Email verification and forgot password verification tokens should expire

[Christopher Allan Webber]

Email verification should expire after 30 days and forgot password verification should expire after 7.

Things that should be done:

• These fields should be added but not required
• Views should be modified to add these expiration fields when adding the tokens
• Views should be modified to check the expiration fields before using
• A migration should be added...
  • fields without verification keys should just have the email_verification_expires and/or fp_verification_expires set to None
  • fields with verification keys should set them to a timedelta from today

You can set these fields via a timedelta:

>>> import datetime
>>> datetime.datetime.now() + datetime.timedelta(days=10)
datetime.datetime(2011, 7, 4, 8, 41, 8, 502139)

[Christopher Allan Webber]

This issue is blocked by and follows http://bugs.foocorp.net/issues/357, marked that appropriately.

[Elrond]

If email verification expires, the account should be deleted. Either automatically, or by some "gmg cleanup" command or so.

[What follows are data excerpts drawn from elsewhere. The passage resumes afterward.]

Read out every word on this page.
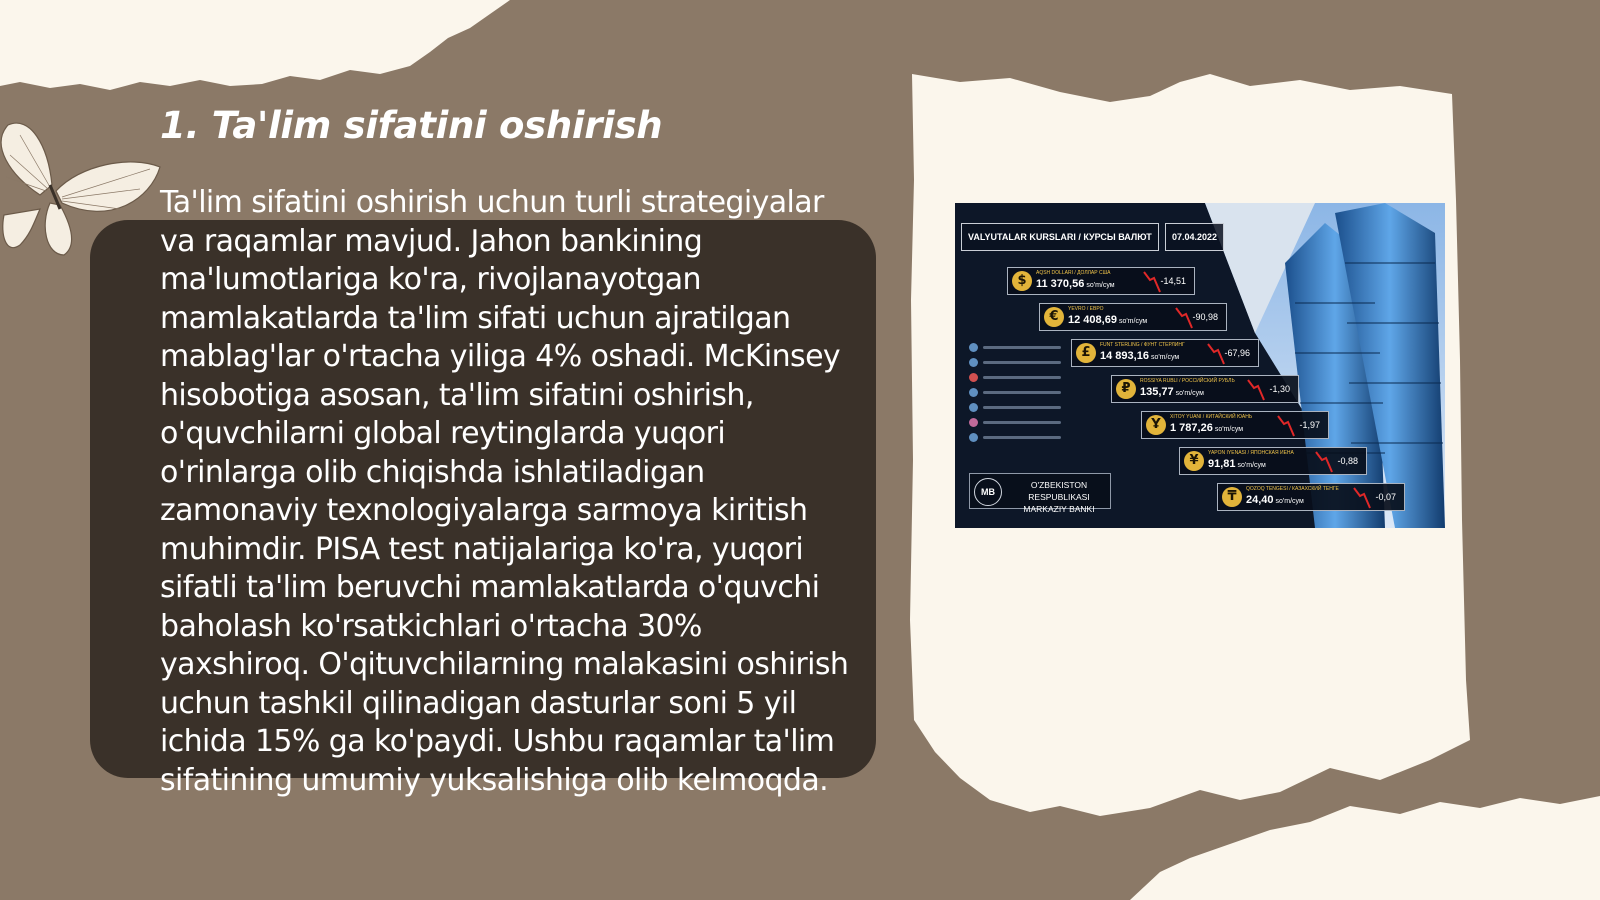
1. Ta'lim sifatini oshirish

Ta'lim sifatini oshirish uchun turli strategiyalar va raqamlar mavjud. Jahon bankining ma'lumotlariga ko'ra, rivojlanayotgan mamlakatlarda ta'lim sifati uchun ajratilgan mablag'lar o'rtacha yiliga 4% oshadi. McKinsey hisobotiga asosan, ta'lim sifatini oshirish, o'quvchilarni global reytinglarda yuqori o'rinlarga olib chiqishda ishlatiladigan zamonaviy texnologiyalarga sarmoya kiritish muhimdir. PISA test natijalariga ko'ra, yuqori sifatli ta'lim beruvchi mamlakatlarda o'quvchi baholash ko'rsatkichlari o'rtacha 30% yaxshiroq. O'qituvchilarning malakasini oshirish uchun tashkil qilinadigan dasturlar soni 5 yil ichida 15% ga ko'paydi. Ushbu raqamlar ta'lim sifatining umumiy yuksalishiga olib kelmoqda.

VALYUTALAR KURSLARI / КУРСЫ ВАЛЮТ	07.04.2022
$	AQSH DOLLARI / ДОЛЛАР США
11 370,56 so'm/сум	-14,51
€	YEVRO / ЕВРО
12 408,69 so'm/сум	-90,98
£	FUNT STERLING / ФУНТ СТЕРЛИНГ
14 893,16 so'm/сум	-67,96
₽	ROSSIYA RUBLI / РОССИЙСКИЙ РУБЛЬ
135,77 so'm/сум	-1,30
Ұ	XITOY YUANI / КИТАЙСКИЙ ЮАНЬ
1 787,26 so'm/сум	-1,97
¥	YAPON IYENASI / ЯПОНСКАЯ ИЕНА
91,81 so'm/сум	-0,88
₸	QOZOQ TENGESI / КАЗАХСКИЙ ТЕНГЕ
24,40 so'm/сум	-0,07
MB
O'ZBEKISTON RESPUBLIKASI
MARKAZIY BANKI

But this is maybe a new ticket. I just wanted to note this down somewhere.

[Christopher Allan Webber]

Hm, is that something we really want to do? I'm not sure that too many projects do that. I think that users should be able to re-request email authorization, maybe?

[Will Kahn-Greene]

The original url for this bug was ​http://bugs.foocorp.net/issues/394 .
Relations:
#72: blocked

[Christopher Allan Webber]

I think that auto-expiry should definitely happen via a plugin, if people want it. I'm wary of that happening on its own.

As for the rest of this, someone just needs to pick up the ticket.

[Christopher Allan Webber]

Relatedly, #668 should help us solve this. itsdangerous would be perfect for this.

[Christopher Allan Webber]

And with rodney's branch on #624 done, this is accomplished!